Taneja was candid about India’s current position in the AI race. “India is behind when it comes to development of infrastructure and models,” he said, calling that a difficult arena in which to compete with global leaders.

But he expressed strong optimism about India’s prospects in applied AI.

Every successful applied AI company in the US, he noted, has strong “forward deployed engineering capabilities,” the ability to work closely with customers to solve real-world problems. India’s IT industry, he said, has matured into precisely that skill set.

“The workforces that you have here are actually pretty good at it,” he said. The shift required is from traditional digital transformation tools to AI toolsets, solving customer problems in structurally new ways.
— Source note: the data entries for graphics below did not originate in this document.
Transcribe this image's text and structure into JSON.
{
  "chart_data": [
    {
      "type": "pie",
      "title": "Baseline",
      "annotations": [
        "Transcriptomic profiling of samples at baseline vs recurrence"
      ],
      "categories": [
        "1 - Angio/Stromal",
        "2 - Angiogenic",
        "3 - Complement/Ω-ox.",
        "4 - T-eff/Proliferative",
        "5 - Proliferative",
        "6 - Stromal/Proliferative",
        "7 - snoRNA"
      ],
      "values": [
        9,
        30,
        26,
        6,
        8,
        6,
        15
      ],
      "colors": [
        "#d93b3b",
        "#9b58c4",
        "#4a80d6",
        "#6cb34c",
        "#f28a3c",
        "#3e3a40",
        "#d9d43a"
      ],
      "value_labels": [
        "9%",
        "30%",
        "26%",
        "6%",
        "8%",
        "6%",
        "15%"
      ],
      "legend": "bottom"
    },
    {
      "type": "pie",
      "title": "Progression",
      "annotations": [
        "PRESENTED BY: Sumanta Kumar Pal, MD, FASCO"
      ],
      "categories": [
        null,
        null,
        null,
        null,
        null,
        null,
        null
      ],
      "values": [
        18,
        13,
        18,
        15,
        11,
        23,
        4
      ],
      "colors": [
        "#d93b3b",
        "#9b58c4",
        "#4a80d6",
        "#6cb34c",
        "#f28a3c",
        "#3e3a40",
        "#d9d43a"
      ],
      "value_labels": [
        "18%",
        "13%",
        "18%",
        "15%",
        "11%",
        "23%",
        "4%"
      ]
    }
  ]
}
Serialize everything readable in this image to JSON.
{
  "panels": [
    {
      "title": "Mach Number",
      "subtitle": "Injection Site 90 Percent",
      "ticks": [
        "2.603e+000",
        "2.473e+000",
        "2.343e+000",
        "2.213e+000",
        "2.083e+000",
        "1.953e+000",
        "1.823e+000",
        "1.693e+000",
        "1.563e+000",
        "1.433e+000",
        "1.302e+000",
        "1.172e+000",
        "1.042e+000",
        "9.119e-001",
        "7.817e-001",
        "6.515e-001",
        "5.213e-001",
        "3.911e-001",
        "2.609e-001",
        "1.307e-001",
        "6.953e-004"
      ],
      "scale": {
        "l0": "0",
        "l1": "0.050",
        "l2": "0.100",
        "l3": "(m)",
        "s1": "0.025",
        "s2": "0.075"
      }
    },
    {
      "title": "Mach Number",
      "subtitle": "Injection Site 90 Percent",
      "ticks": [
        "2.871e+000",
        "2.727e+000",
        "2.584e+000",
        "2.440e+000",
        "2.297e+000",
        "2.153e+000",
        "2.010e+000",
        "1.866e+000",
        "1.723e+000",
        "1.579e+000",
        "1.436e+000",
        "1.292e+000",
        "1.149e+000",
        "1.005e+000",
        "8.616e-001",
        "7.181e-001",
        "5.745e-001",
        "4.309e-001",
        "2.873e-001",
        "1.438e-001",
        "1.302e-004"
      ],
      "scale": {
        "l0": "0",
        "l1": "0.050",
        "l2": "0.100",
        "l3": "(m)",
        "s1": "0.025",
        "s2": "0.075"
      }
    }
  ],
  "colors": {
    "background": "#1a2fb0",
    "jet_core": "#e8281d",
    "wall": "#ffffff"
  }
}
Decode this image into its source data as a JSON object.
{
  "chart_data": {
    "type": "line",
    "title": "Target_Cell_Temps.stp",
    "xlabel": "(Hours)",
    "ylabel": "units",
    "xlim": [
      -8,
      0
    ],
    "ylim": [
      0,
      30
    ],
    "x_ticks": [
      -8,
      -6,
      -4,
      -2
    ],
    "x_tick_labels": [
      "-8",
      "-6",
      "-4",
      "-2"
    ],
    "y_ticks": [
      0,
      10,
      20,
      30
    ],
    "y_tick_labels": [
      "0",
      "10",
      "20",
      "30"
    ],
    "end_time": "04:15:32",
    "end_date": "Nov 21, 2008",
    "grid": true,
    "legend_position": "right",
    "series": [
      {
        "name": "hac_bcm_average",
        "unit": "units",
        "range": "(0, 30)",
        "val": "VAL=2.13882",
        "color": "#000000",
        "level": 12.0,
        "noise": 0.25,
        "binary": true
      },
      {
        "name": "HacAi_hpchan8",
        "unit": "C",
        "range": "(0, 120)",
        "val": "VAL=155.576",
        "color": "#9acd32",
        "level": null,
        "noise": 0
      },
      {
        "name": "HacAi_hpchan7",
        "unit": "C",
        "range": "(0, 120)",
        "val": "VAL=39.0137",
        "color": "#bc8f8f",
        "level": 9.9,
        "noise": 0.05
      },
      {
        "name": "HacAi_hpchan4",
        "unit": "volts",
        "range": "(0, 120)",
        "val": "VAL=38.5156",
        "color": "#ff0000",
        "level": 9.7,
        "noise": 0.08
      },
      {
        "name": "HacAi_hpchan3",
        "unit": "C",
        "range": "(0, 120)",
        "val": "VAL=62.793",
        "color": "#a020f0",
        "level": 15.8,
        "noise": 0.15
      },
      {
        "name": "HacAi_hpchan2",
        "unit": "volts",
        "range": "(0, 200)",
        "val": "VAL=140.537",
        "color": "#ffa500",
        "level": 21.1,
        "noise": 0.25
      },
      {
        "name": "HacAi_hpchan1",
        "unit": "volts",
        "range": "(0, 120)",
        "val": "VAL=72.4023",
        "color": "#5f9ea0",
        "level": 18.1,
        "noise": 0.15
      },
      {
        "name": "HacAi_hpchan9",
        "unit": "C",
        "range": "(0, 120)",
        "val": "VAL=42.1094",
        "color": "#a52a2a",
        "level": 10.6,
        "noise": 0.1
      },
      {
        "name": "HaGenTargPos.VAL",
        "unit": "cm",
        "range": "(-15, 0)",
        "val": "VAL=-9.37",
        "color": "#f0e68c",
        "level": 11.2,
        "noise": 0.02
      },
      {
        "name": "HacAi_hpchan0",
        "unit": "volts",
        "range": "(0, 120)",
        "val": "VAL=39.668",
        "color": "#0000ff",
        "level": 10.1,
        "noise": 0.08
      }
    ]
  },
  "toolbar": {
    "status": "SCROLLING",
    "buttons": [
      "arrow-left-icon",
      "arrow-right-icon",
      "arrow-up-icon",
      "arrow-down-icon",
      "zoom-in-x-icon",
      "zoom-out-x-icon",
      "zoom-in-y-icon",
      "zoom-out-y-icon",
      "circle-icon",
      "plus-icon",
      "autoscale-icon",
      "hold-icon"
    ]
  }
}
He also suggested that the very definition of products is changing. Rather than building a “minimum value of product” to sell repeatedly, founders must understand the fast-evolving capabilities of AI models and focus on solving customer problems directly.

“It doesn’t need to be a discrete product. It needs to understand the problems and solve them structurally,” he said.

In sectors such as healthcare, Taneja sees India as well positioned to leapfrog legacy systems rather than retrofit them.

“If you can solve it for a billion people with all the complexities that lie here in India, you are going to be well positioned to solve these problems globally,” he said, drawing parallels with India’s digital innovations that have scaled rapidly.

On agriculture, he was equally bullish. “Agriculture is the last manufacturing process we leave for the elements,” he said. Using AI to optimise yield, food quality and scalability, particularly when combined with robotics and control systems, could transform the sector.

“I think every industry will get transformed,” he added.

Addressing the most contentious question of the summit, Taneja acknowledged the disruption ahead.

“The reality is, when you think about the AI technology adoption, it does impact jobs,” he said. “There are a lot of jobs that finally have to change, maybe tasks more than jobs, but they are going to change.”

At the same time, he warned against resisting adoption. “If you don’t lean into it, the businesses aren’t going to be competitive, and then you won’t have access to the markets to begin with.”

The solution, he stressed, is intentional skilling. India’s digital-native generation must “lean into AI and use it to enhance their core capabilities, so the workforce is that much more productive and enhanced.”

In his closing remarks, Taneja offered clear advice to Indian entrepreneurs:

“Lean into AI, learn it, internalise it and use it.”

And more importantly, he urged founders to solve problems that improve Indian lives. “If we can solve those problems here, especially in a growth economy like this, you’ll create interesting businesses, but I also think you’ll create global reach with those ideas.”

For Taneja, India’s AI future will not hinge on competing in foundational models but on building applied solutions at scale. In his words, the key is simple: lean into AI or risk being left behind.